Empresas que lidam com grande número de dados precisam driblar o desafio da desduplicação de informações. A tecnologia auxilia na aceleração da eficiência de arquivamento e diminui a restrição física dos data centers.
Segundo a consultoria internacional IDC, o recurso realiza pesquisa por objetos de dados duplicados e os descarta. Assim, elimina o custo associado à manutenção de várias cópias de uma mesma informação.
Companhias que adotam a medida presenciam redução na emissão de carbono, uma vez que diminui os requisitos de energia e refrigeração. Além disso, é possível aprimorar os níveis de serviço de backup e recuperação.
Ela também tem a capacidade de viabilizar cópias de segurança baseadas em disco, eliminando ou reduzindo cenários de falhas. Isso porque, as fitas, muitas vezes, apresentam risco de erros (mídia ruim, cabeçotes danificados etc).
Mas de que forma os administradores de tecnologia podem agir para efetuar a desduplicação? Há duas abordagens. A primeira, denominada em linha, elimina dados redundantes antes de serem gravados em disco. Já a outra, chamada pró-processo, analisa e reduz informações depois do armazenamento em disco. Sendo assim, utiliza uma área de preparação de capacidade total para dar início ao processo de desduplicação.
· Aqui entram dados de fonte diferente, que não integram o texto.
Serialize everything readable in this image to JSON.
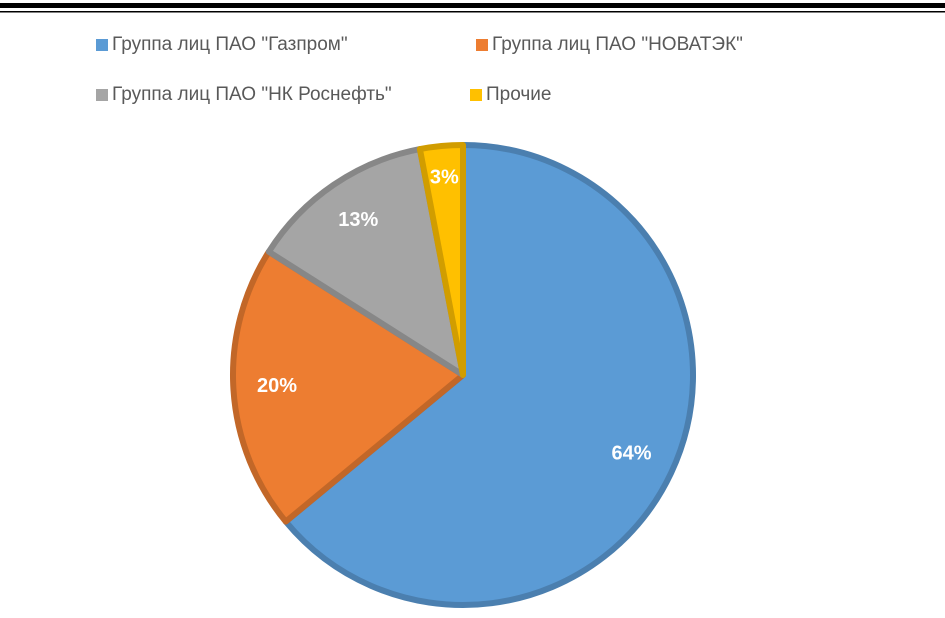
{
  "chart_data": {
    "type": "pie",
    "categories": [
      "Группа лиц ПАО \"Газпром\"",
      "Группа лиц ПАО \"НОВАТЭК\"",
      "Группа лиц ПАО \"НК Роснефть\"",
      "Прочие"
    ],
    "values": [
      64,
      20,
      13,
      3
    ],
    "value_labels": [
      "64%",
      "20%",
      "13%",
      "3%"
    ],
    "colors": [
      "#5b9bd5",
      "#ed7d31",
      "#a5a5a5",
      "#ffc000"
    ],
    "legend": "top"
  }
}
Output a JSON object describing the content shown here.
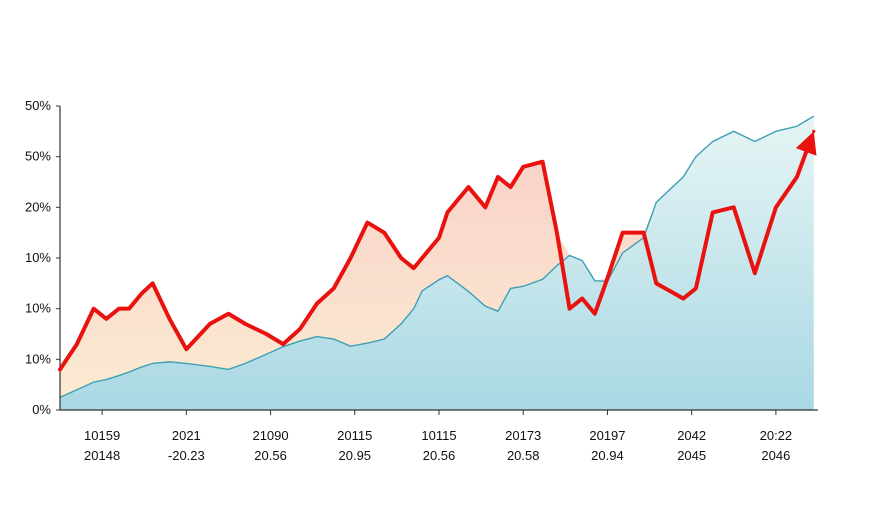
{
  "chart_data": {
    "type": "area",
    "title": "",
    "xlabel": "",
    "ylabel": "",
    "ylim": [
      0,
      60
    ],
    "grid": false,
    "legend": "none",
    "y_tick_labels": [
      "0%",
      "10%",
      "10%",
      "10%",
      "20%",
      "50%",
      "50%"
    ],
    "x_tick_labels": [
      [
        "10159",
        "20148"
      ],
      [
        "2021",
        "-20.23"
      ],
      [
        "21090",
        "20.56"
      ],
      [
        "20115",
        "20.95"
      ],
      [
        "10115",
        "20.56"
      ],
      [
        "20173",
        "20.58"
      ],
      [
        "20197",
        "20.94"
      ],
      [
        "2042",
        "2045"
      ],
      [
        "20:22",
        "2046"
      ]
    ],
    "x_tick_positions": [
      0.5,
      1.5,
      2.5,
      3.5,
      4.5,
      5.5,
      6.5,
      7.5,
      8.5
    ],
    "x": [
      0,
      0.2,
      0.4,
      0.55,
      0.7,
      0.82,
      0.97,
      1.1,
      1.3,
      1.5,
      1.78,
      2.0,
      2.2,
      2.45,
      2.65,
      2.85,
      3.05,
      3.25,
      3.45,
      3.65,
      3.85,
      4.05,
      4.2,
      4.3,
      4.5,
      4.6,
      4.85,
      5.05,
      5.2,
      5.35,
      5.5,
      5.73,
      5.9,
      6.05,
      6.2,
      6.35,
      6.5,
      6.68,
      6.93,
      7.08,
      7.4,
      7.55,
      7.75,
      8.0,
      8.25,
      8.5,
      8.75,
      8.95
    ],
    "series": [
      {
        "values": [
          8,
          13,
          20,
          18,
          20,
          20,
          23,
          25,
          18,
          12,
          17,
          19,
          17,
          15,
          13,
          16,
          21,
          24,
          30,
          37,
          35,
          30,
          28,
          30,
          34,
          39,
          44,
          40,
          46,
          44,
          48,
          49,
          35,
          20,
          22,
          19,
          26,
          35,
          35,
          25,
          22,
          24,
          39,
          40,
          27,
          40,
          46,
          55
        ],
        "color": "#e8120f"
      },
      {
        "values": [
          2.5,
          4,
          5.5,
          6,
          6.8,
          7.5,
          8.5,
          9.2,
          9.5,
          9.2,
          8.6,
          8,
          9.2,
          11,
          12.5,
          13.6,
          14.5,
          14,
          12.6,
          13.2,
          14,
          17,
          20,
          23.5,
          25.7,
          26.5,
          23.4,
          20.5,
          19.5,
          24,
          24.4,
          25.8,
          28.5,
          30.5,
          29.5,
          25.5,
          25.4,
          31,
          34,
          41,
          46,
          50,
          53,
          55,
          53,
          55,
          56,
          58
        ],
        "color": "#b6dde6"
      }
    ],
    "colors": {
      "line": "#e8120f",
      "lower_area_top": "#e6f5f4",
      "lower_area_bottom": "#a9d8e4",
      "lower_line": "#3d9fb4",
      "band_top": "#f7c9c2",
      "band_bottom": "#fbe8cc"
    }
  }
}
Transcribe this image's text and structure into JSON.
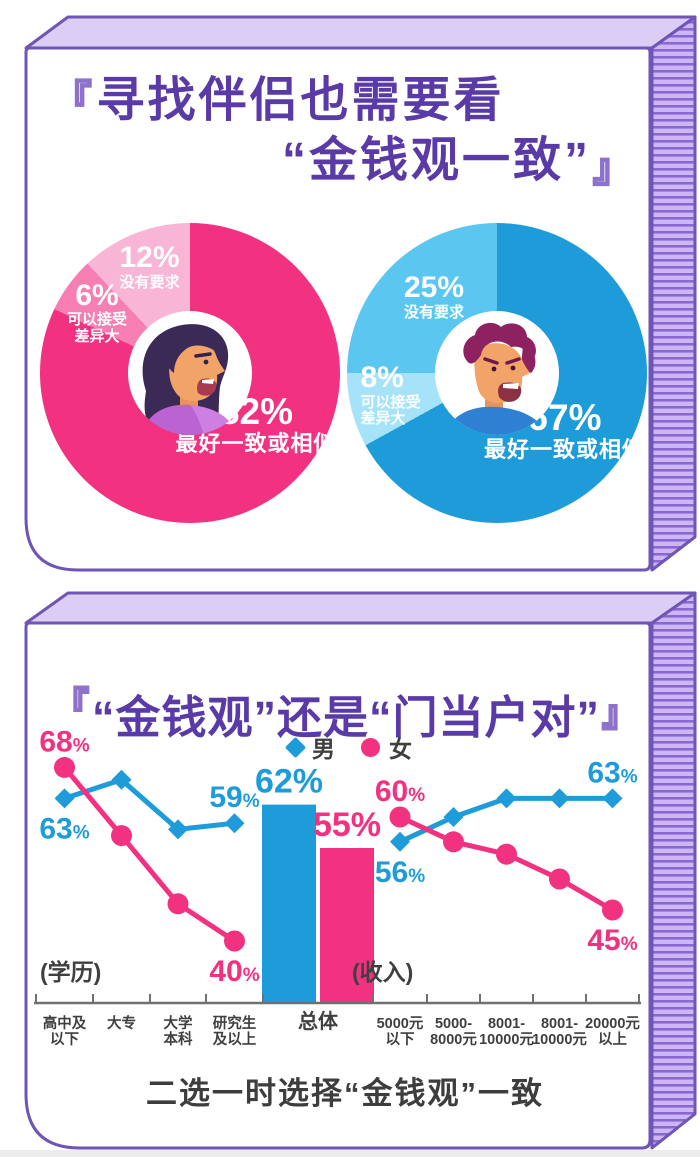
{
  "card1": {
    "bracket_open": "『",
    "bracket_close": "』",
    "title_line1": "寻找伴侣也需要看",
    "title_line2": "“金钱观一致”"
  },
  "card2": {
    "bracket_open": "『",
    "bracket_close": "』",
    "title": "“金钱观”还是“门当户对”",
    "legend": [
      {
        "label": "男",
        "marker": "diamond",
        "color": "#1E9CD9"
      },
      {
        "label": "女",
        "marker": "circle",
        "color": "#F23180"
      }
    ],
    "left_axis_label": "(学历)",
    "right_axis_label": "(收入)",
    "caption": "二选一时选择“金钱观”一致"
  },
  "colors": {
    "title_purple": "#5A3AA6",
    "card_border": "#6F55B5",
    "card_top_face": "#DCCDF5",
    "card_side_light": "#CDB7F2",
    "card_side_dark": "#8A67D2",
    "male_blue": "#1E9CD9",
    "female_pink": "#F23180",
    "text_dark": "#3F3F3F"
  },
  "chart_data": [
    {
      "type": "pie",
      "name": "女",
      "slices": [
        {
          "label": "最好一致或相似",
          "label_lines": [
            "最好一致或相似"
          ],
          "value": 82,
          "color": "#F23180"
        },
        {
          "label": "可以接受差异大",
          "label_lines": [
            "可以接受",
            "差异大"
          ],
          "value": 6,
          "color": "#F67EB2"
        },
        {
          "label": "没有要求",
          "label_lines": [
            "没有要求"
          ],
          "value": 12,
          "color": "#F9B5D6"
        }
      ]
    },
    {
      "type": "pie",
      "name": "男",
      "slices": [
        {
          "label": "最好一致或相似",
          "label_lines": [
            "最好一致或相似"
          ],
          "value": 67,
          "color": "#1E9CD9"
        },
        {
          "label": "可以接受差异大",
          "label_lines": [
            "可以接受",
            "差异大"
          ],
          "value": 8,
          "color": "#A6E3F8"
        },
        {
          "label": "没有要求",
          "label_lines": [
            "没有要求"
          ],
          "value": 25,
          "color": "#5BC7F0"
        }
      ]
    },
    {
      "type": "line+bar",
      "title": "“金钱观”还是“门当户对”",
      "caption": "二选一时选择“金钱观”一致",
      "legend": [
        "男",
        "女"
      ],
      "groups": [
        {
          "name": "学历",
          "categories": [
            "高中及以下",
            "大专",
            "大学本科",
            "研究生及以上"
          ],
          "category_lines": [
            [
              "高中及",
              "以下"
            ],
            [
              "大专"
            ],
            [
              "大学",
              "本科"
            ],
            [
              "研究生",
              "及以上"
            ]
          ],
          "series": [
            {
              "name": "男",
              "marker": "diamond",
              "color": "#1E9CD9",
              "values": [
                63,
                66,
                58,
                59
              ],
              "value_labels": {
                "0": "below",
                "3": "above"
              }
            },
            {
              "name": "女",
              "marker": "circle",
              "color": "#F23180",
              "values": [
                68,
                57,
                46,
                40
              ],
              "value_labels": {
                "0": "above",
                "3": "below"
              }
            }
          ]
        },
        {
          "name": "总体",
          "categories": [
            "总体"
          ],
          "category_lines": [
            [
              "总体"
            ]
          ],
          "bars": [
            {
              "name": "男",
              "value": 62,
              "color": "#1E9CD9"
            },
            {
              "name": "女",
              "value": 55,
              "color": "#F23180"
            }
          ]
        },
        {
          "name": "收入",
          "categories": [
            "5000元以下",
            "5000-8000元",
            "8001-10000元",
            "8001-10000元",
            "20000元以上"
          ],
          "category_lines": [
            [
              "5000元",
              "以下"
            ],
            [
              "5000-",
              "8000元"
            ],
            [
              "8001-",
              "10000元"
            ],
            [
              "8001-",
              "10000元"
            ],
            [
              "20000元",
              "以上"
            ]
          ],
          "series": [
            {
              "name": "男",
              "marker": "diamond",
              "color": "#1E9CD9",
              "values": [
                56,
                60,
                63,
                63,
                63
              ],
              "value_labels": {
                "0": "below",
                "4": "above"
              }
            },
            {
              "name": "女",
              "marker": "circle",
              "color": "#F23180",
              "values": [
                60,
                56,
                54,
                50,
                45
              ],
              "value_labels": {
                "0": "above",
                "4": "below"
              }
            }
          ]
        }
      ]
    }
  ]
}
Um processo em linha é mais eficiente em capacidade, e não há intervalo de tempo para começar o procedimento. Para ambientes de grande capacidade nos quais as janelas de backup são uma preocupação, a desduplicação pós-processo dá preferência para a conclusão do backup.
Nesse último caso, é necessária maior capacidade inicial de armazenamento. Com isso, ao selecionar uma abordagem, as empresas precisam considerar a velocidade de backup e a capacidade do disco.